Também, o vírus da Aids não havia chegado ao Brasil". A nota, aliás, é de
interessante curiosidade, especialmente por incluir o politicamente correto ao
lado doutros comportamentos. Há na burguesia um levante recente contra o
politicamente correto, e compreendo que há pontos a serem discutidos na
questão, entretanto, em muitos casos em que se advoga contra ele trata-se de
barreiras a processos civilizatórios de avanço da sociedade, por isso questão
polêmica. Nesse aspecto há certa sensação de positivismo à época em que se
passa a narrativa, especialmente se atentarmos para a própria narrativa;
3 - Em resumo, o livro é em grandíssima parte este
mergulho nostálgico aos anos 80, e mais que isso, a um estrato bastante
reduzido da sociedade e da própria história, que afora algumas referências mais
pontuais, não ambienta com destaque a narrativa, pois que no centro de tudo
estão os costumes e as ações a partir de tais costumes;
4 - Para isso a autora constrói a sua narrativa a
partir do núcleo de uma família tradicional burguesa, mas especialmente sobre
os irmãos Vinícius e Letie, cujos comportamentos são aparentemente distintos,
mas que no fundo carregam ambos o egocentrismo natural dos abastados e
privilegiados.
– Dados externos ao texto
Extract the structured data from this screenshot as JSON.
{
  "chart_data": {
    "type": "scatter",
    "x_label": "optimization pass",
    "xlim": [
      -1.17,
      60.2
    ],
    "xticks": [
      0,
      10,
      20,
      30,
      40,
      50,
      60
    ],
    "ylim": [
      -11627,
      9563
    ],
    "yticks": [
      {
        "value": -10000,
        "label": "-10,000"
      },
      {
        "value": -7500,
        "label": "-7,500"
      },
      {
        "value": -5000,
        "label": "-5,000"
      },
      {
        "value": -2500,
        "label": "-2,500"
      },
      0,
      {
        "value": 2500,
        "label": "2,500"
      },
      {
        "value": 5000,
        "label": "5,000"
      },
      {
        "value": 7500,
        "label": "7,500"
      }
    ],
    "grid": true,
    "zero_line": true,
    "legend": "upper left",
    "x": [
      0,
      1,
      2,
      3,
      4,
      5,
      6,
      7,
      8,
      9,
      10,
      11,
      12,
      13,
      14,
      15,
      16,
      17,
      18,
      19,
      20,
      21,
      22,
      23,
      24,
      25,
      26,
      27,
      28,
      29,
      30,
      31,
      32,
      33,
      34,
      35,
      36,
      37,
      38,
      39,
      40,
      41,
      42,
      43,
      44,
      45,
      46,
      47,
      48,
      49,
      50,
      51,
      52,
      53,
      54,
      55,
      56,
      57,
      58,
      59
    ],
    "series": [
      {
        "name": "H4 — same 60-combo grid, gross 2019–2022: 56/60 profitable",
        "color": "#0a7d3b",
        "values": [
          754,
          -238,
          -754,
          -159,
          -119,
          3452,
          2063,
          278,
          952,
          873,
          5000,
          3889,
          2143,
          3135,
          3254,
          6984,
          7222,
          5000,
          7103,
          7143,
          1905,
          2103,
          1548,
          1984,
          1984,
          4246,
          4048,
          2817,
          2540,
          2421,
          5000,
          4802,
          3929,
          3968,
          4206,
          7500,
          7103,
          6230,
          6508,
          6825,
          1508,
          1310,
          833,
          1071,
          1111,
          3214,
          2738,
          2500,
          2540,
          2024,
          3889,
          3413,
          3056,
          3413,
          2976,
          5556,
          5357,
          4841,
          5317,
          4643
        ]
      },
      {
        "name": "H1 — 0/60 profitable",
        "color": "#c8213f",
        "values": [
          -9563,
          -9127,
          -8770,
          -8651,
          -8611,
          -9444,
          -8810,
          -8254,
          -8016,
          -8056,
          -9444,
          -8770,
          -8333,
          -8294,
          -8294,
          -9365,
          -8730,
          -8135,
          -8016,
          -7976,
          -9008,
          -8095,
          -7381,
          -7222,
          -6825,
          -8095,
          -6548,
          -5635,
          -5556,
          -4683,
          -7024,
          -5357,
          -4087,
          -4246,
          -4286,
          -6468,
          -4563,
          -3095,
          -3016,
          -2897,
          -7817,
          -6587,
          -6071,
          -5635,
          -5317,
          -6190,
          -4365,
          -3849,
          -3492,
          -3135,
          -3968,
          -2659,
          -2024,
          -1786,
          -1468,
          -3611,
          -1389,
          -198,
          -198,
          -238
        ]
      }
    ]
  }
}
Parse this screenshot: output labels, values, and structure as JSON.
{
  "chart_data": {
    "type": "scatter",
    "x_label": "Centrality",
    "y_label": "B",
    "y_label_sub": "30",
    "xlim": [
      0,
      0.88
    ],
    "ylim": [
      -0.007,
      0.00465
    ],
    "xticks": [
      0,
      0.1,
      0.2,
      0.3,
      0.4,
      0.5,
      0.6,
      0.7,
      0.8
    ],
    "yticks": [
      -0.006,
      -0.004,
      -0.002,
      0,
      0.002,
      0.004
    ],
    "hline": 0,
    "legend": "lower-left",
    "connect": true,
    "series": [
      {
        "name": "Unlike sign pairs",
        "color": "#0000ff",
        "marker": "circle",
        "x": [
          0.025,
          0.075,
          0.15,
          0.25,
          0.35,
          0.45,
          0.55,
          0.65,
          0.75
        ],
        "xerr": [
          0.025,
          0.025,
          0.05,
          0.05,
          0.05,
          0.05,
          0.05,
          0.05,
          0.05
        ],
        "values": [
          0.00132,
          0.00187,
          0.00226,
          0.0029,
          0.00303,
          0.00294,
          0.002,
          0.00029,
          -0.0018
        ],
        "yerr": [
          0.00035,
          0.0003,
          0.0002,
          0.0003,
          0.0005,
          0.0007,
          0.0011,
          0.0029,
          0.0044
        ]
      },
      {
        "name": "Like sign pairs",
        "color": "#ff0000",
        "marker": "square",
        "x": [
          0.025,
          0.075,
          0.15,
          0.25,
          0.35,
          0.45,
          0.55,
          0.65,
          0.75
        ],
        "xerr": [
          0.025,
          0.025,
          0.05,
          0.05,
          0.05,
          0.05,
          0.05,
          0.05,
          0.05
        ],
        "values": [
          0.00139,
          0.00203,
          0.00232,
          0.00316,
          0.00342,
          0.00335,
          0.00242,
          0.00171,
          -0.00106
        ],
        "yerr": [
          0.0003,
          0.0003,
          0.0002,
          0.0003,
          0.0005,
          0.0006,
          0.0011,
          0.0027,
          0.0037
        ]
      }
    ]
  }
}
Ele num drama entre assumir ou não os negócios da família
enquanto impactado pelo "amor", e ela no melhor estilo Patricinhas de Beverly Hills que curtir a vida
doidamente junto com as amigas;
5 - Tudo isso acontecendo em meio a uma situação
peculiar a que todos são envolvidos, que inclusive procura dar notas de
narrativa policial ao romance, mas que não se confirmam. A narrativa se passa
boa parte no hospital da cidade por causa de uma acidente em que Letie e as
amigas acabam se envolvendo, e onde Vinícius vindo da Europa terá de decidir
seu futuro. É nesse ambiente que a existência de segredos surge, bem como o
próprio comportamento irresponsável muitas vezes de suas personagens, aliado a
certa propaganda de determinados costumes;
6 - Na verdade é que tudo parece deslocado no
tempo, o que nos causa estranheza. Casamentos arranjados, bebedeiras ao
volante, a vida livre de privilegiados que não precisavam "dividir" o
país, a banalidade dos afortunados, enfim, tudo isso sob tintas positivistas
neste leitor, pelo menos, causaram certo desconforto e, por mais que seja o
retrato de determinado período e dum estrato bastante minoritário, faz com que
o livro pareça um tanto ultrapassado, impressão que cresce com o final bastante
semelhante aos antigos melodramas;
7 - Todavia, tais questões são de escolha estética
e política de quem escreve, e não há aqui qualquer julgamento de valor, pois
podem ser discutidos a partir dos elementos da estrutura literária. Nesse
sentido algumas questões devem ser levantadas. Primeiro que o romance fica
muito a mercê dos costumes e das intenções de tal abordagem, de modo que o
enredo se fragiliza por promessas de tensionamento que não avançam;
8 - Além disso, há certa desproporcionalidade na
ação que às vezes dá um baque na verossimilhança interna, como as participações
policiais na narrativa, ora exageradas, ora tímidas. Aliás, é interessante
observarmos certa naturalização do comportamento policial pouco ortodoxo,
carregado de privilégios e tratamentos diferenciados, o que se colocado na obra
de modo crítico, poderia ser virtude. Entretanto, como muito das naturalizações
de comportamentos que hoje são questionados pela sociedade, há no positivismo
de alguns olhares do romance que promovem certa alienação;
9 - Somado a isso, penso que os personagens,
especialmente os protagonistas carecem de força, ou mesmo de empatia. Todos
praticamente, serviçais do ego, sem aventuras psicológicas profundas,
fortemente mimados pelos privilégios sociais que gozam. Isso a certo modo, de
maneira positiva faz saltar ao espelho as contradições que certa cegueira
enevoa ao esconder tudo aquilo que existe para além do universo dos Avoeiros Bogado;
10 - Enfim, Perdi a cabeça é
romance escrito com o domínio da linguagem, mas cuja mensagem e estética
escravas de uma nostalgia que não abre-se ao novo mundo parece criar uma
prisão, uma bolha em que todos são felizes e cujos dramas não passam de ciscos
sob os tapetes de mansões, aqui ou na Europa. Isso tanto desconecta-se dos
tempos presentes, como, paradoxalmente, muito nos diz do agora.